Off my chest for 2014

It has come to the notice of the Standing Committee on Grumpy Oldmanistry that certain intolerable abuses of the language and culture are becoming widespread. The time has come for action. Here are some examples of things up with which we should no longer put, plus a couple of gratuitous moans:

AITCH (also known as H): It’s aitch, not haitch. For heaven’s sake, stop saying “haitch TML”. It’s a voiceless glottal “fricative”, in case you were wondering and we all know how to use it – even if some people still insist on writing ‘an hotel’, which is so wrong it stays wrong. Why on earth do people persist in saying ‘haitch’? Stop it. Now.

– ING: the G is not exactly silent, but pronouncing (sic) it, either with a G sound or – worse – a K sound is abominable and very annoyink, although I must admit that it has a certain comic effect when people say ‘flinging’, ‘bringing’ and ‘singing’. But that’s no excuse.

OBVIOUSLY – this is rapidly becoming the first or second word that interviewees on the radio/televish use for some reason or another (the other one is ‘So’, which must come from a manual on public speaking and I’m assuming is intended to take the place of the more human Um, Er and Ah). Footballers, in particular, like to use ‘obviously’ in an attempt to make themselves sound sage. Someone should tell them it doesn’t work and obviously, this is me doing so. (Did you see how I did that?)
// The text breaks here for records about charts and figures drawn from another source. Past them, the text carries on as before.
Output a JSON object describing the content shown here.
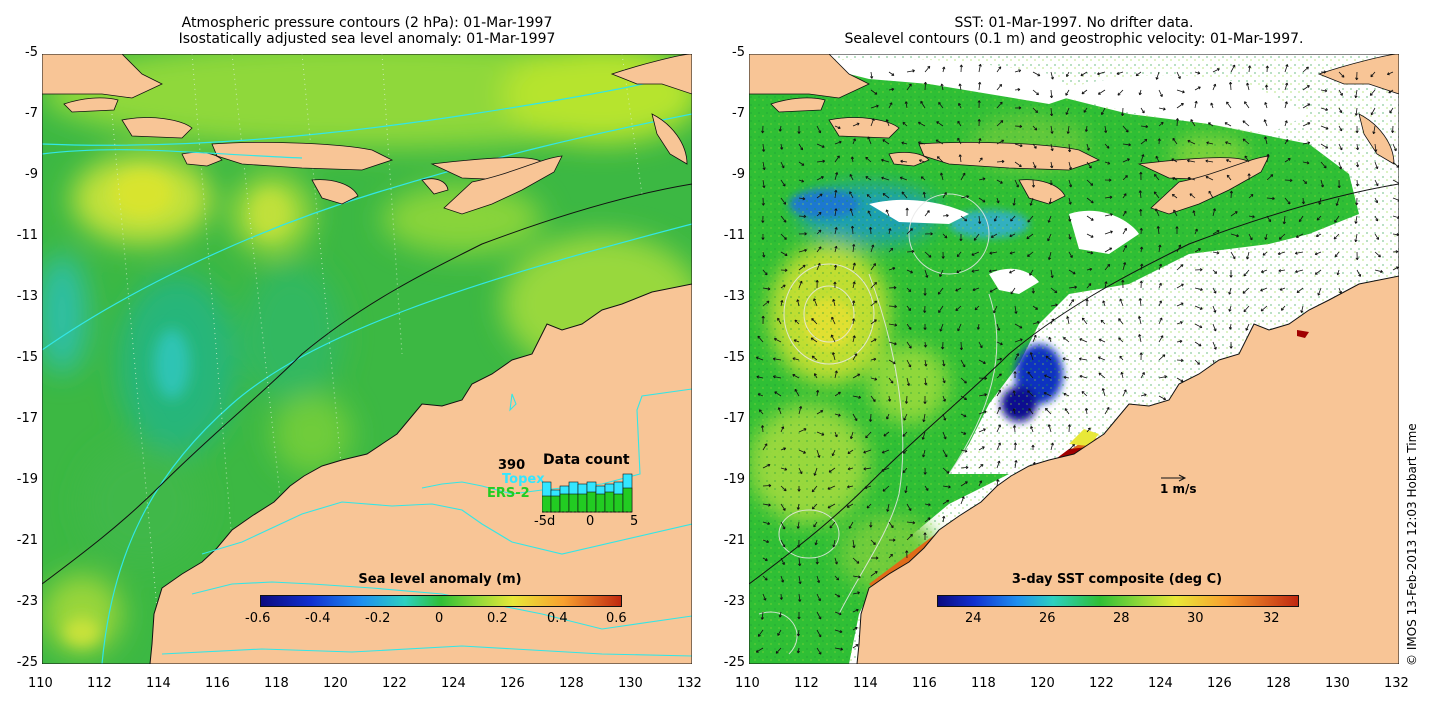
{
  "left_panel": {
    "title_line1": "Atmospheric pressure contours (2 hPa): 01-Mar-1997",
    "title_line2": "Isostatically adjusted sea level anomaly: 01-Mar-1997",
    "colorbar": {
      "title": "Sea level anomaly (m)",
      "ticks": [
        "-0.6",
        "-0.4",
        "-0.2",
        "0",
        "0.2",
        "0.4",
        "0.6"
      ]
    },
    "inset": {
      "count_value": "390",
      "title": "Data count",
      "series1": "Topex",
      "series2": "ERS-2",
      "x_ticks": [
        "-5d",
        "0",
        "5"
      ],
      "colors": {
        "topex": "#33e6ff",
        "ers2": "#22cc22"
      }
    }
  },
  "right_panel": {
    "title_line1": "SST: 01-Mar-1997. No drifter data.",
    "title_line2": "Sealevel contours (0.1 m) and geostrophic velocity: 01-Mar-1997.",
    "colorbar": {
      "title": "3-day SST composite (deg C)",
      "ticks": [
        "24",
        "26",
        "28",
        "30",
        "32"
      ]
    },
    "velocity_scale_label": "1 m/s"
  },
  "axes": {
    "lon_ticks": [
      "110",
      "112",
      "114",
      "116",
      "118",
      "120",
      "122",
      "124",
      "126",
      "128",
      "130",
      "132"
    ],
    "lat_ticks": [
      "-5",
      "-7",
      "-9",
      "-11",
      "-13",
      "-15",
      "-17",
      "-19",
      "-21",
      "-23",
      "-25"
    ]
  },
  "credit": "© IMOS 13-Feb-2013 12:03 Hobart Time",
  "colors": {
    "land": "#f8c596",
    "sla_base": "#3cb843",
    "sst_base": "#2fbf35",
    "contour": "#33e6e6",
    "warm_sst": "#a00000"
  }
}
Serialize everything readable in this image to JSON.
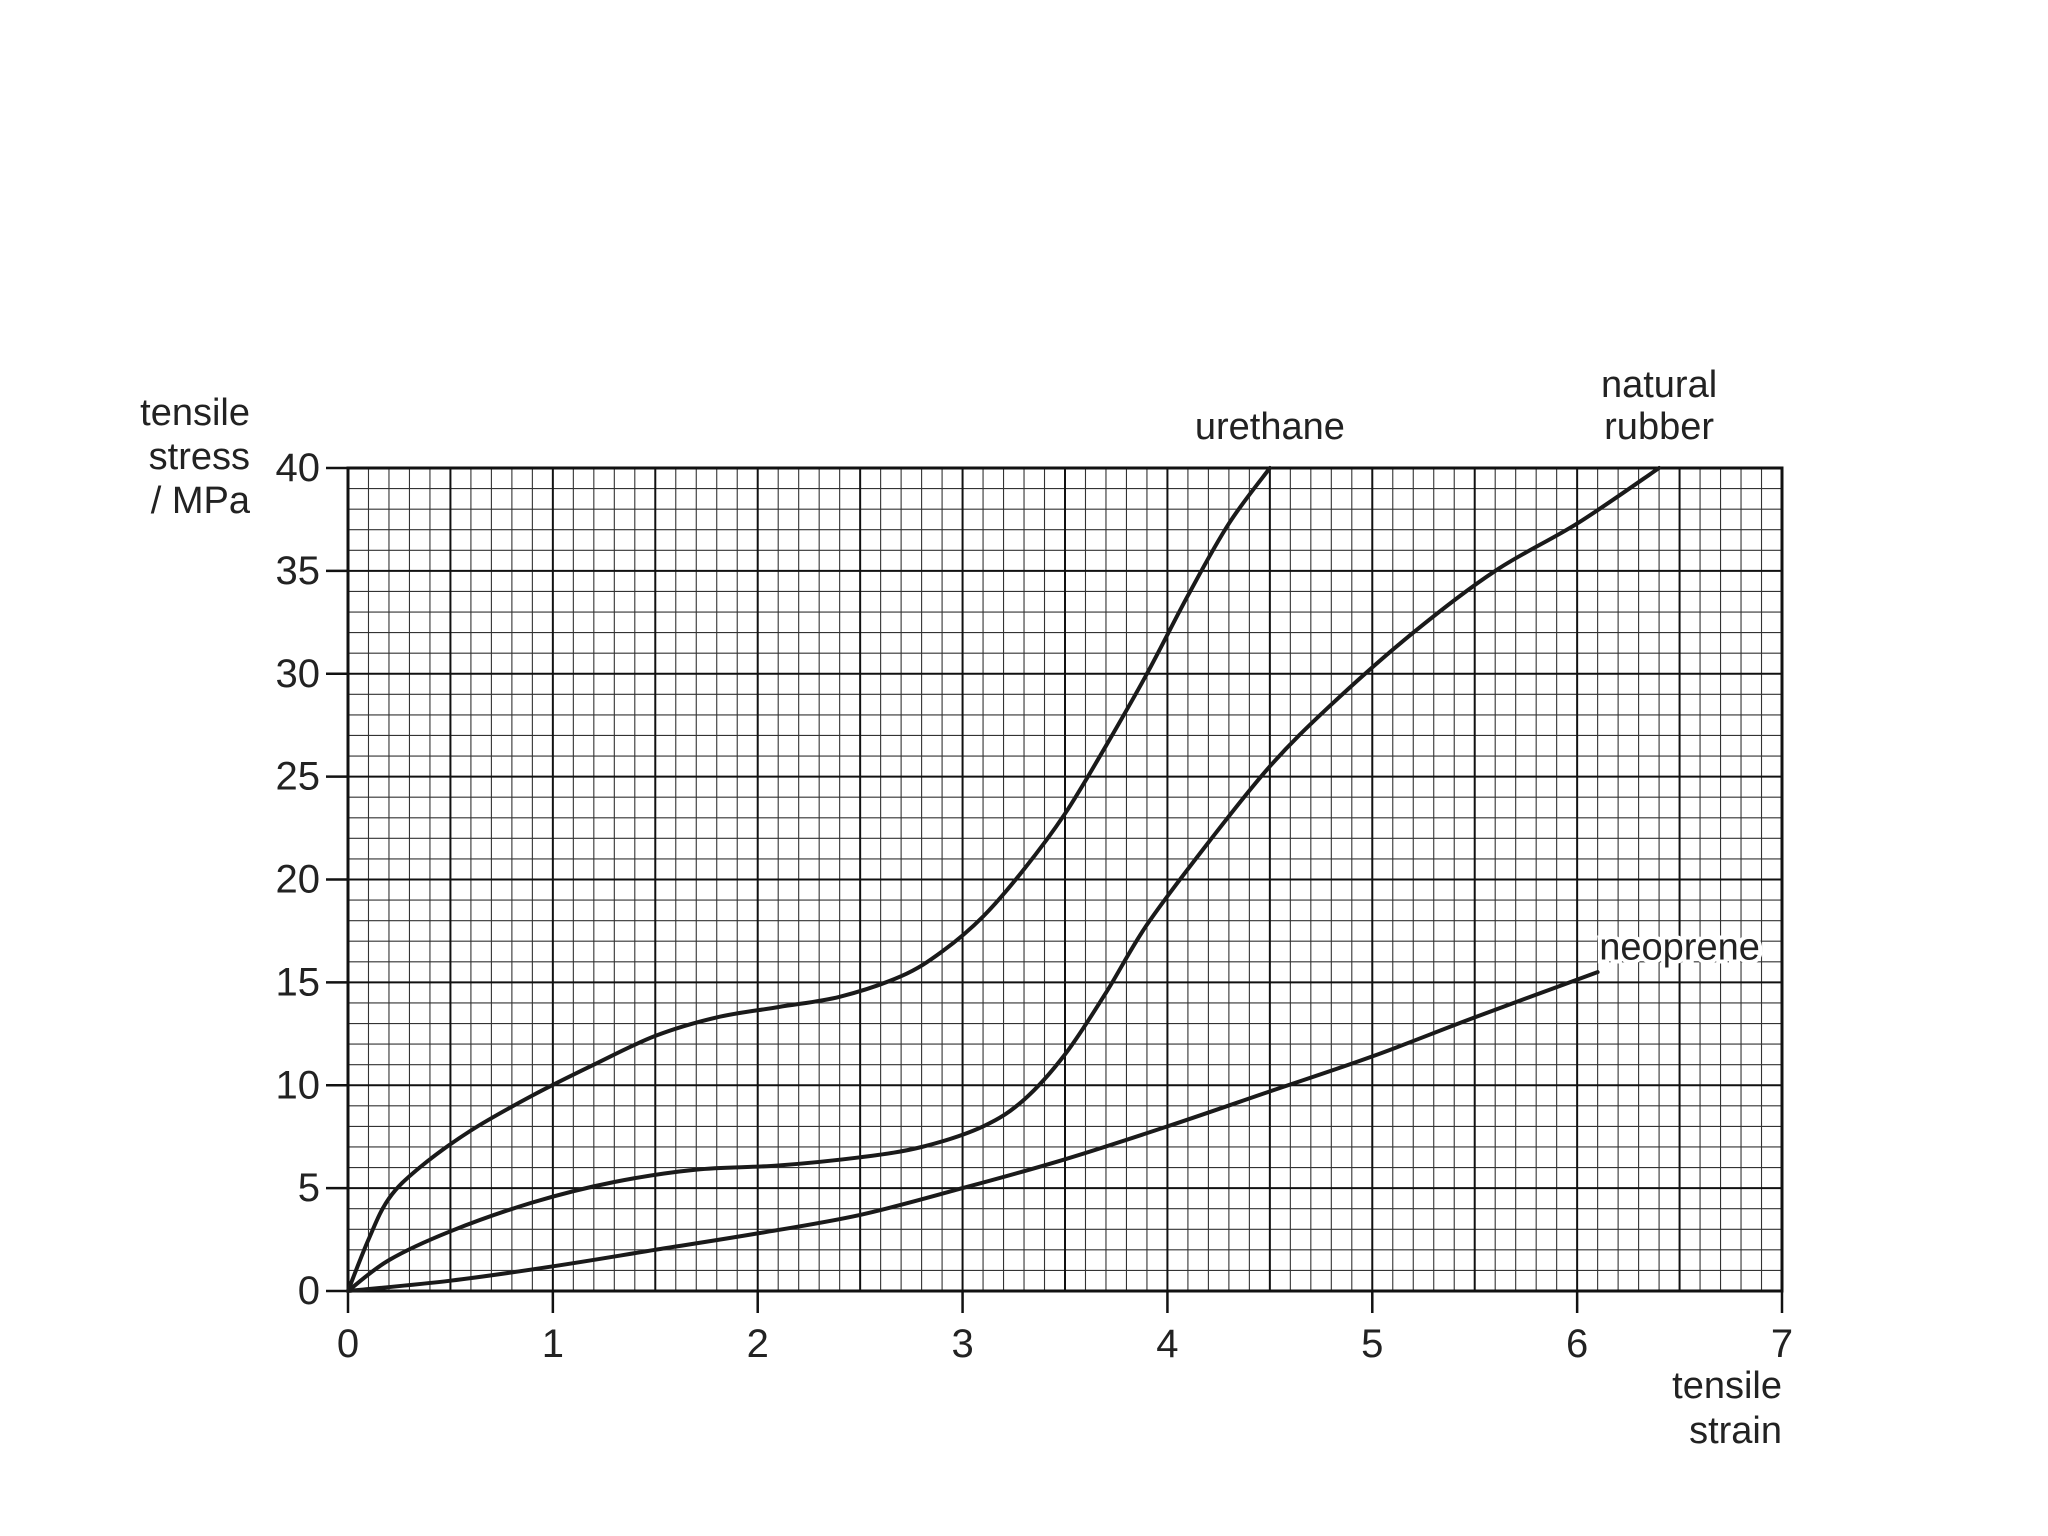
{
  "chart_data": {
    "type": "line",
    "title": "",
    "ylabel_lines": [
      "tensile",
      "stress",
      "/ MPa"
    ],
    "xlabel_lines": [
      "tensile",
      "strain"
    ],
    "xlim": [
      0,
      7
    ],
    "ylim": [
      0,
      40
    ],
    "x_ticks": [
      "0",
      "1",
      "2",
      "3",
      "4",
      "5",
      "6",
      "7"
    ],
    "y_ticks": [
      "0",
      "5",
      "10",
      "15",
      "20",
      "25",
      "30",
      "35",
      "40"
    ],
    "grid": true,
    "grid_minor_x": 0.1,
    "grid_minor_y": 1,
    "series": [
      {
        "name": "urethane",
        "label_lines": [
          "urethane"
        ],
        "label_anchor": [
          4.5,
          42
        ],
        "points": [
          [
            0,
            0
          ],
          [
            0.1,
            2.5
          ],
          [
            0.2,
            4.5
          ],
          [
            0.35,
            6
          ],
          [
            0.6,
            7.8
          ],
          [
            0.9,
            9.5
          ],
          [
            1.2,
            11
          ],
          [
            1.5,
            12.4
          ],
          [
            1.8,
            13.3
          ],
          [
            2.1,
            13.8
          ],
          [
            2.4,
            14.3
          ],
          [
            2.7,
            15.3
          ],
          [
            2.9,
            16.5
          ],
          [
            3.1,
            18.2
          ],
          [
            3.3,
            20.5
          ],
          [
            3.5,
            23.2
          ],
          [
            3.7,
            26.5
          ],
          [
            3.9,
            30
          ],
          [
            4.1,
            33.8
          ],
          [
            4.3,
            37.3
          ],
          [
            4.5,
            40
          ]
        ]
      },
      {
        "name": "natural rubber",
        "label_lines": [
          "natural",
          "rubber"
        ],
        "label_anchor": [
          6.4,
          42
        ],
        "points": [
          [
            0,
            0
          ],
          [
            0.2,
            1.5
          ],
          [
            0.5,
            2.9
          ],
          [
            0.9,
            4.3
          ],
          [
            1.3,
            5.3
          ],
          [
            1.7,
            5.9
          ],
          [
            2.1,
            6.1
          ],
          [
            2.5,
            6.5
          ],
          [
            2.8,
            7
          ],
          [
            3.1,
            8
          ],
          [
            3.3,
            9.3
          ],
          [
            3.5,
            11.5
          ],
          [
            3.7,
            14.5
          ],
          [
            3.9,
            17.8
          ],
          [
            4.2,
            21.8
          ],
          [
            4.5,
            25.5
          ],
          [
            4.8,
            28.5
          ],
          [
            5.2,
            32
          ],
          [
            5.6,
            35
          ],
          [
            6.0,
            37.3
          ],
          [
            6.4,
            40
          ]
        ]
      },
      {
        "name": "neoprene",
        "label_lines": [
          "neoprene"
        ],
        "label_anchor": [
          6.5,
          16.7
        ],
        "points": [
          [
            0,
            0
          ],
          [
            0.5,
            0.5
          ],
          [
            1,
            1.2
          ],
          [
            1.5,
            2
          ],
          [
            2,
            2.8
          ],
          [
            2.5,
            3.7
          ],
          [
            3,
            5
          ],
          [
            3.5,
            6.4
          ],
          [
            4,
            8
          ],
          [
            4.5,
            9.7
          ],
          [
            5,
            11.4
          ],
          [
            5.5,
            13.3
          ],
          [
            6.1,
            15.5
          ]
        ]
      }
    ]
  }
}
LOUNGE – these can be found in airports and hotels. They’re for arrivals, departures and having a little dry sherry before dining. What you have in your home is a living room, a sitting room, a drawing room or, at a stretch, a living space. I suppose some people need to call it a lounge in order to have somewhere to put their settee, which they can sit on wearing their lounge pants. But it’s all a bit too Abigail’s Party for me. Snooty, moi?

DAVID BOWIE – will someone please, please put this man out of my misery? He’s a pop star, no more, no less (emphasis on the ‘no more’) and very good at it too, but there’s a limit. To elevate him to the status of a god is going too far. This, from the man’s own website, referring to his recently released, rather dreary album: “The next chapter has surely been written by this most mysterious and important of artists”. If you have to say it about yourself, it’s not true, it’s overweening, self-preening bollocks. Like Paul McCartney, it’s time to retire.

ALAN TURING – following Gordon Brown’s apology in 2009 for the “appalling way he was treated”, he has now been pardoned. What for, exactly? The man was chemically castrated in the 1950s, a shocking punishment the establishment seemed to think appropriate at the time for consenting adults getting up to no good in the privacy of their own bedrooms (or maybe it was in the lounge). His pardon raises two questions: what about all the other people who suffered the same fate, but didn’t happen to be brilliant mathematicians? Shouldn’t they should receive apologies and pardons as well? But actually, we should find a way to beg pardon ourselves for engaging in such brutal practices: add it to the list, along with slavery, burning people at the stake and hunting bushmen in the Cape Province.

1 comment:

dÊ’ezi said...

A friend of mine voices the G in ING. When we talk a lot, I find myself slipping into bad habits! Thanks for the reminder. My brother has a different odd way of voicing the ends of certain words, but I can't think of what it is. I want to say it's also something after the ING. (I try not to speak to him, so it's lost to my poor memory.) What's interesting is that I spent a year in grad school studying to be a speech therapist before the rude awakening that I wasn't good at the therapy part at all. (Great at the studying part.) Thanks to things like crooked teeth, a tethered tongue, too much saliva, or missing teeth, some people aren't ever going to be able to speak super clearly.